1/8", 9/64", and 5/64" drill bits
Each drill bit has an important role:

1/8" is used to make a guide hole on the rivet for the 9/64"
9/64" is the bit that will remove the rivet ring that keeps the casting stuck to the base
5/64" is used to clean up the inside of the rivet so that you can re-tap and re-seal the casting to the base with 2-56 screws.

2-56 Tap

This tool will help re-attach your the casting you are working on to its base by allowing 2-56 screws to be screwed in to where the factory rivets are located.

 T-handle for the 2-56 tap


 0.050" Allen-head screwdriver and pocket flat-head screwdriver

The 0.05" Allen head is used for the button head screws to re-secure the casting to it's base. The flat-head is just used as a pry tool since you're dealing with a smaller scale.

0.050" Allen screwdriver close-up

You can use your preferred type of screw, but I prefer to use button head to keep my castings together.

2-56 Button Head Screws

 3/16", 1/4", and 1/2"

These are the different size screws I use, each size has a specific purpose:
3/16" is mainly used for regular sized cars
1/4" is used for larger vehicles like pickups and other trucks
1/2" is what I mainly use to secure my customs to displays stands which I will go over on another tutorial.

Pliers and Diagonal Cutters

Diagonal cutters, pliers without a cutter

The diagonal colors are used to cut off any excess or unnecessary pieces but mainly used to cut the brass rods so that you can make the new axles a perfect length. The pliers without a cutter will be used to make the ends of the axles, acting as "lug nuts"; so that the new wheels you swapped in will stay on the new axles. More details on this in the next tutorial.

Precision Modelling Files

Tamiya and Army Painter

These aren't used very often during wheel swaps although there are some occasions where you will need to use them. I mainly used to clean up the casting's factory separation points, especially before repainting, which I will highlight in the next tutorial. I use Army Painter for the larger areas and since the Tamiya set has a finer grit, I use those for a smoother finish.

Hammer and Marker

The hammer will be used to hammer down the brass rod ends to act as your new lug nuts for your new axles and wheels. The marker is used to mark where to cut the axle so that you know where to cut the axle for that perfect fitment.

0.032 Brass Rods

0.032 brass rod

Factory Packaging

These brass rods will be used to act as your new axles for your wheels swaps. As mentioned earlier, you will cut and hammer these to get the length and look you want to accentuate the new look of your diecast car.

Did you get all of that?

Hopefully this article helped you get an idea on what it takes to get started on customizing diecast cars. If I'm missing anything, please let me know on the comments below.

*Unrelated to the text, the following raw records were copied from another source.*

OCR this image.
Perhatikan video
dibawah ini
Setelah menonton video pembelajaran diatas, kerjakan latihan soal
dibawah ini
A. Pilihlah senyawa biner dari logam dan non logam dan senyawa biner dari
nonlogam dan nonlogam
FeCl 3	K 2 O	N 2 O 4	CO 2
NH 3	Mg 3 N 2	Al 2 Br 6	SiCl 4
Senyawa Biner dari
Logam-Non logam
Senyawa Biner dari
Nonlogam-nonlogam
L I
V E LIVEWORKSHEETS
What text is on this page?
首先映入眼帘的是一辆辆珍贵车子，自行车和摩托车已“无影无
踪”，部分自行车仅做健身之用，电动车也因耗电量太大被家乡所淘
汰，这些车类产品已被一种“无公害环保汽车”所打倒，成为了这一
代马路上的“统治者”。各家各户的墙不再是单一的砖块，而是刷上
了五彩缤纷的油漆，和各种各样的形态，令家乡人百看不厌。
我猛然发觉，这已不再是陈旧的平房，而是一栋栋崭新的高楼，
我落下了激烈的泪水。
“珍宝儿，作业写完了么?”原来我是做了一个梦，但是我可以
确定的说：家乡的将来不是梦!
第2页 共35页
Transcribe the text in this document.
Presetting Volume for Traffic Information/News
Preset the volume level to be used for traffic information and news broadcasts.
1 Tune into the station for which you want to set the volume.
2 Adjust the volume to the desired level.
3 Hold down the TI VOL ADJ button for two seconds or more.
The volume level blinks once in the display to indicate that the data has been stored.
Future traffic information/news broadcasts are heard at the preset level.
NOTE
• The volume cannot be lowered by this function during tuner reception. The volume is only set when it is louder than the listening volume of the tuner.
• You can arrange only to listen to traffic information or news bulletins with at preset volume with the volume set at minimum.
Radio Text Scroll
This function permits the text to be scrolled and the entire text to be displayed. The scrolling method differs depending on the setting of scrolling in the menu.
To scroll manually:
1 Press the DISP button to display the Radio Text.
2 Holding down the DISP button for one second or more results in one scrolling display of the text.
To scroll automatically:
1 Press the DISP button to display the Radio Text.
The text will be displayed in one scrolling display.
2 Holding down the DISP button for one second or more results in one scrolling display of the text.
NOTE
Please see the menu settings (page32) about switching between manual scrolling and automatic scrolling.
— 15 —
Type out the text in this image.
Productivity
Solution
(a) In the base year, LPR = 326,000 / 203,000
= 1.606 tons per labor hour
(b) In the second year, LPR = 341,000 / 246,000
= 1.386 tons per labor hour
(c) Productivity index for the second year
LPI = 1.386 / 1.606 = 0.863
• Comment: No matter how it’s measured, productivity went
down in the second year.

In case you want that list again, here it is. Just scroll up to see what they were used for.

-5/64 drill bit
-1/8 drill bit
-9/64 drill bit
-2-56 right-handed tap
-T-handle or grip for the 2-56 tap
-2-56 button head screws 3/16", 1/4", 1/2" in length (my preference)
-0.050 Allen key (my preference)
-Pocket or small flat-head screwdriver
-Diagonal "dyke" cutters
-Precision cutters
-(Needle nose) pliers without cutters
-0.032 brass rods
-Precision/modeling files
-Fine point sharpies
-Self-healing cutting mat

Now you're ready to crack your casting open and start with a basic wheel swap. Stripping and re-painting needs more tools as well so that list of additional tools will come along with a detailed tutorial. I am also working on tutorial videos so keep checking back.